Bis diese Aussage erfolgt, lässt sich zuerst einmal der Interviewer lang und breit über die grundsätzlichen menschlichen, gesellschaftlichen, politischen und historischen Bedeutung dieses Interviews aus. Darauf angesprochen, würde er vermutlich äußern, dass dem Publikum das Thema in seiner ganzen Breite, die Gründe für die Forschung, die Vorstellung der Persönlichkeit des Wissenschaftlers sowie noch vieles andere zuteil werden müsse, bevor man zum Wesentlichen käme. Das mag teilweise stimmen, in erster Linie macht es jedoch diejenigen ungeduldig und unwillig, die auf die Kernaussage warten.

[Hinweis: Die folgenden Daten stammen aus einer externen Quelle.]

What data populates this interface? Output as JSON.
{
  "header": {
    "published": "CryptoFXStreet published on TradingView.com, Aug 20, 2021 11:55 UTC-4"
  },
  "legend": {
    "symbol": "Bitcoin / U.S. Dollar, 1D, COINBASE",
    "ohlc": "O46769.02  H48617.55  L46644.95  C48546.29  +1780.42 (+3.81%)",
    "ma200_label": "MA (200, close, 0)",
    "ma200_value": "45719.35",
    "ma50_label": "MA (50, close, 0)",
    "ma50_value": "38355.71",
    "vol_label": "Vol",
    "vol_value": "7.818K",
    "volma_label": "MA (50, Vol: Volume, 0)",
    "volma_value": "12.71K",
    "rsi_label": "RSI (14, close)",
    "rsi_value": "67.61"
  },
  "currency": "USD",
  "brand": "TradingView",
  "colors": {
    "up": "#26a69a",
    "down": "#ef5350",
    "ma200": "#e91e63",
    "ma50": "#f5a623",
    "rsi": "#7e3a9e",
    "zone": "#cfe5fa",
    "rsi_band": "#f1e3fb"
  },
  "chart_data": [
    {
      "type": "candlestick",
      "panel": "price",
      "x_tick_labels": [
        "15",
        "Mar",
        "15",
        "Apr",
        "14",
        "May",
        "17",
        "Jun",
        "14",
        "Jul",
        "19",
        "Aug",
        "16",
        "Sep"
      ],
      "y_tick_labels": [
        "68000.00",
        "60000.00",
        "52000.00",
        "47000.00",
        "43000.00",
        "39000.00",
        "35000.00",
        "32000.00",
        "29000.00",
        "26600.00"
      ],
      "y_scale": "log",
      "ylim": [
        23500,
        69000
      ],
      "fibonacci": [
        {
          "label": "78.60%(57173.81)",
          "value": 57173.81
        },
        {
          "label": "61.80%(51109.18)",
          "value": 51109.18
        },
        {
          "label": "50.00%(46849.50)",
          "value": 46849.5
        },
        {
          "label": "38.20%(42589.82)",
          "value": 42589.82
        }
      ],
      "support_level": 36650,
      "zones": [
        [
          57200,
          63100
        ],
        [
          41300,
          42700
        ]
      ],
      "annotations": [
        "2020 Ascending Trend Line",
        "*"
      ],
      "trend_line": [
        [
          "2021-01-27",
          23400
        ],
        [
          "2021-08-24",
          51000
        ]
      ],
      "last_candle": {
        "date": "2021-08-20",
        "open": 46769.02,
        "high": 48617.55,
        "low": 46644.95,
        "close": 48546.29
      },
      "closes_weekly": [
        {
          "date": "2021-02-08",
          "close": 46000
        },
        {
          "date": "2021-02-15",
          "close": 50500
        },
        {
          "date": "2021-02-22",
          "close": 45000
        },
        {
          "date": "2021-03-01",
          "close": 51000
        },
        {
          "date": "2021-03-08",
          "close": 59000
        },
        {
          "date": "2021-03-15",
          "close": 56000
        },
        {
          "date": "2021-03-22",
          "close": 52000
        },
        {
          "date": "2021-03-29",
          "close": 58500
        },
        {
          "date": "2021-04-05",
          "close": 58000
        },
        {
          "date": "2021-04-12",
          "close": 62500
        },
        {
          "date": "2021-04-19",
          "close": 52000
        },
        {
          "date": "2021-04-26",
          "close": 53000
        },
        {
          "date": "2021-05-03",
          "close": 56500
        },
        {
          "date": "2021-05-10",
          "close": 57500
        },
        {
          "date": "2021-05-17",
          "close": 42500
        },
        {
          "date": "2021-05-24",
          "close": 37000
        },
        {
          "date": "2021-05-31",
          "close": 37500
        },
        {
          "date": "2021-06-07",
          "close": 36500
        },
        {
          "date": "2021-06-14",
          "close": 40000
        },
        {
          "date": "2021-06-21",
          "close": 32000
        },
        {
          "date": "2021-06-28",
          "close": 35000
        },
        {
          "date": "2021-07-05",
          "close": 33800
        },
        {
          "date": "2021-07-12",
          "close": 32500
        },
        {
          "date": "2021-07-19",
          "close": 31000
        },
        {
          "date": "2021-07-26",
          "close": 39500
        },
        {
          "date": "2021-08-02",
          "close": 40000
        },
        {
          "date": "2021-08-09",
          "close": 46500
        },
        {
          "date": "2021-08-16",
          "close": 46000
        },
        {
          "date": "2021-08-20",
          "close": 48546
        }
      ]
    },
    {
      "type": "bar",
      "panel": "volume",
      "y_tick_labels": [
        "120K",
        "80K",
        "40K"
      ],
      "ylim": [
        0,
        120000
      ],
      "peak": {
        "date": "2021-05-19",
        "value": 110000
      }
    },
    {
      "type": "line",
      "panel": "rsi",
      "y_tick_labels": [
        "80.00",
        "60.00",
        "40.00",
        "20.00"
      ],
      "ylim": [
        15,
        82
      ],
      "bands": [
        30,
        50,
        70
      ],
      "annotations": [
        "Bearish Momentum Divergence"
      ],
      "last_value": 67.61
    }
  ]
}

Aber der Interviewer muss sein Gehalt rechtfertigen, indem er sich in Ausschmückungen vielfältiger Art verstrickt. Der Höhepunkt ist dann, wenn er den Wissenschaftler auch noch wortreich bittet, sich aufgrund der beschränkten Sendezeit kurz zu fassen. Hat sich der dieser dann geäußert, bittet ihn der Interviewer wortreich, das Ganze doch einfacher und verständlicher „für den normalen Zuhörer“ zu formulieren, da dieser ja kein Fachmann sei, und schwierige Fremdwörter wie beispielsweise, „Diskurs“, „kontraproduktiv“ oder „Optimierung“ nicht verstehen könne. Jetzt nimmt der Wissenschaftler Anlauf, diesem Wunsch nachzukommen, was ihm aufgrund seiner Unerfahrenheit mit Laien zu kommunizieren, nur äußerst mangelhaft gelingt. Jetzt schneidet ihm der Interviewer wortreich mit Hinweis auf die beschränkte Sendezeit das Wort ab. Ende des Interviews.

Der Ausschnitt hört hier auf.